Zorgverzekeraars gaan de krachten bundelen om de fraude in de gezondheidszorg tegen te gaan. Trouw heeft daar onlangs ruimschoots aandacht aan gegeven. Met name tandartsen worden op de korrel genomen. Maar wat weten we van fraude? Waar begint het en waar eindigt het?
Het vrouwtje van de fraude is de verleidster. De man van de fraude is degene, die toe hapt.
U hebt kiespijn. U gaat naar de tandarts. Hij helpt u. Hij noemt zijn honorarium. Er is niets geregeld. Er bestaan geen wetten. Hij heeft wel een eed afgelegd. U bent verlost van pijn en van een paar euro’s. Niets aan de hand. Uw ervaring over de behandeling en de kosten zorgen er voor, dat u denkt te weten, waar u in het vervolg moet zijn of juist niet. Een tandarts heeft geen macht. Hij moet het hebben van vertrouwen. Hij kan niemand dwingen.
Dan komt Vrouwe Zorgverzekeraar. ‘Declareer maar direct bij mij. Ik regel de rest. Dit zijn de prijzen van de prestaties die ik vergoed. Als je andere prijzen wilt, zul je het moeilijk krijgen!”. De tandarts kijkt op. Haar appel ziet er glanzend uit. Geen kans op zure gezichten meer, als hij bij haar kan declareren. Toch wel makkelijk. Het lucht hem op. Geen centje pijn meer als er pijn heerst. Weet je wat, hij doet wat meer. Hij doet daarmee toch niemand zeer?

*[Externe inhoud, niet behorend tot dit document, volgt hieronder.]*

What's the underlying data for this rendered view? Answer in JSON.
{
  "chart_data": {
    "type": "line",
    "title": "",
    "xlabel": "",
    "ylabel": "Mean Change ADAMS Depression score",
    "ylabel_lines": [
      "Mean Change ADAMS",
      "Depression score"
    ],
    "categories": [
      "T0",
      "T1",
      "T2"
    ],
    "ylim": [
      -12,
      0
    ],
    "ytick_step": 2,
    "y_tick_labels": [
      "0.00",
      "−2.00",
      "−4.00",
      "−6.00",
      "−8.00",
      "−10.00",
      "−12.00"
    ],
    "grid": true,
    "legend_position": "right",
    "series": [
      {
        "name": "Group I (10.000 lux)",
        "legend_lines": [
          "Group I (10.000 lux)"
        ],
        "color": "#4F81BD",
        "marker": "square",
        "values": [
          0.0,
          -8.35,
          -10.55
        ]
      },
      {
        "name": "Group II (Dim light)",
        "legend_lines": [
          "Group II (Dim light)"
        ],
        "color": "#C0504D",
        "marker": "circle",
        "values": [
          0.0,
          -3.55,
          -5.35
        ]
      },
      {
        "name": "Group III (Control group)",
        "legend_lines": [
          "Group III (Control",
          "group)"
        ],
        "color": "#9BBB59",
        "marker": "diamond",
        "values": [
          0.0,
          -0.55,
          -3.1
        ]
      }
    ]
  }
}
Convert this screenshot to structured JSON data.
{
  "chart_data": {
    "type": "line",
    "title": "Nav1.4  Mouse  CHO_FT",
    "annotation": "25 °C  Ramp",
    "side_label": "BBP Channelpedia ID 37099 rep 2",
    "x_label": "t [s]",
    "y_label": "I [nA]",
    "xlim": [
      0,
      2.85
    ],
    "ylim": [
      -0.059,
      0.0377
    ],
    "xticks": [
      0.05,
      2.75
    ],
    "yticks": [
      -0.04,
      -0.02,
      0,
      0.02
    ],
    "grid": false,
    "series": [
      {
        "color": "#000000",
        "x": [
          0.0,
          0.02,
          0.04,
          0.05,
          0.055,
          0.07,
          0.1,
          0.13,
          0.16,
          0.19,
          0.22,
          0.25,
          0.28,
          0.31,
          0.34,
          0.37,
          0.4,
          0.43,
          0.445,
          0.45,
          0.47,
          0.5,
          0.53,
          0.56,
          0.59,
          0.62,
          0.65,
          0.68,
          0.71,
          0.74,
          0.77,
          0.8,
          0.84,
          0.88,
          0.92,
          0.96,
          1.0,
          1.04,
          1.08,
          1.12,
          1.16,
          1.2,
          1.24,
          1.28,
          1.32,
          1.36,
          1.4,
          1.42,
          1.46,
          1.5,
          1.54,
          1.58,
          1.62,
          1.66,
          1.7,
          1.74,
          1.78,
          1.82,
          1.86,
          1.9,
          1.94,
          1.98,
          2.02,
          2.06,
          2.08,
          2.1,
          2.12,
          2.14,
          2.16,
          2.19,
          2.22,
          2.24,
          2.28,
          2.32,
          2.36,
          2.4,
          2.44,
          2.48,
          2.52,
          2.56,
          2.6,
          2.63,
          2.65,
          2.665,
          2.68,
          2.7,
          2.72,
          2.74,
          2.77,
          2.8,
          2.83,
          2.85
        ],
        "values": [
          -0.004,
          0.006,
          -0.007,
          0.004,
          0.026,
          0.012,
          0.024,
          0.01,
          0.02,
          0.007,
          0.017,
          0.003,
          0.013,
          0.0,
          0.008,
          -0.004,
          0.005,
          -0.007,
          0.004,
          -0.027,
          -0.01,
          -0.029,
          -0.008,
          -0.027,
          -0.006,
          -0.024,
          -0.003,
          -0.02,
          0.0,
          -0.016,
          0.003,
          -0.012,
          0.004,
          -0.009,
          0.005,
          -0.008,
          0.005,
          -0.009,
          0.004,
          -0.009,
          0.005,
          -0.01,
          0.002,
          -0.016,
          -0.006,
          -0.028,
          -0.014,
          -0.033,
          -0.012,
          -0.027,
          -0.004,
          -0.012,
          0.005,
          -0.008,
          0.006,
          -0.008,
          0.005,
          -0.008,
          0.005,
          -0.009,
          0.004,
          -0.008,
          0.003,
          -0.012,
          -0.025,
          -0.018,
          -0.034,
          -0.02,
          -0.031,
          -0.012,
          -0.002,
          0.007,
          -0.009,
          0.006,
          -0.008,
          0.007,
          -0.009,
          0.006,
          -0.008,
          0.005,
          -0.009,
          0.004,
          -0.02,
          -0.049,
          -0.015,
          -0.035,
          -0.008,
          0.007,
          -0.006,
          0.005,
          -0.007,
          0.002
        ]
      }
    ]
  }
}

Wat later wordt er op de deur geklopt. Met een afgekloven appel in haar hand kijkt hij in twee arglistige ogen. ‘Je hebt te veel gedaan!”, sist ze. “Aan jou de keus: of je gaat met de billen bloot of je doet het vanaf morgen voor minder!’. Geruisloos kruipt zij weg in de droge schoot van de pers voor het plaatsen van een kapitale advertentie: “Beter kunnen wij het niet maken, wij ont-zorgen!”
Heremetijd
PS De redactie van Trouw heeft er geen been in gezien om aan het verzoek te voldoen FRAUDE ? ( column 22-02-2009) te publiceren ter wille van een wat minder eenzijdige beeldvorming.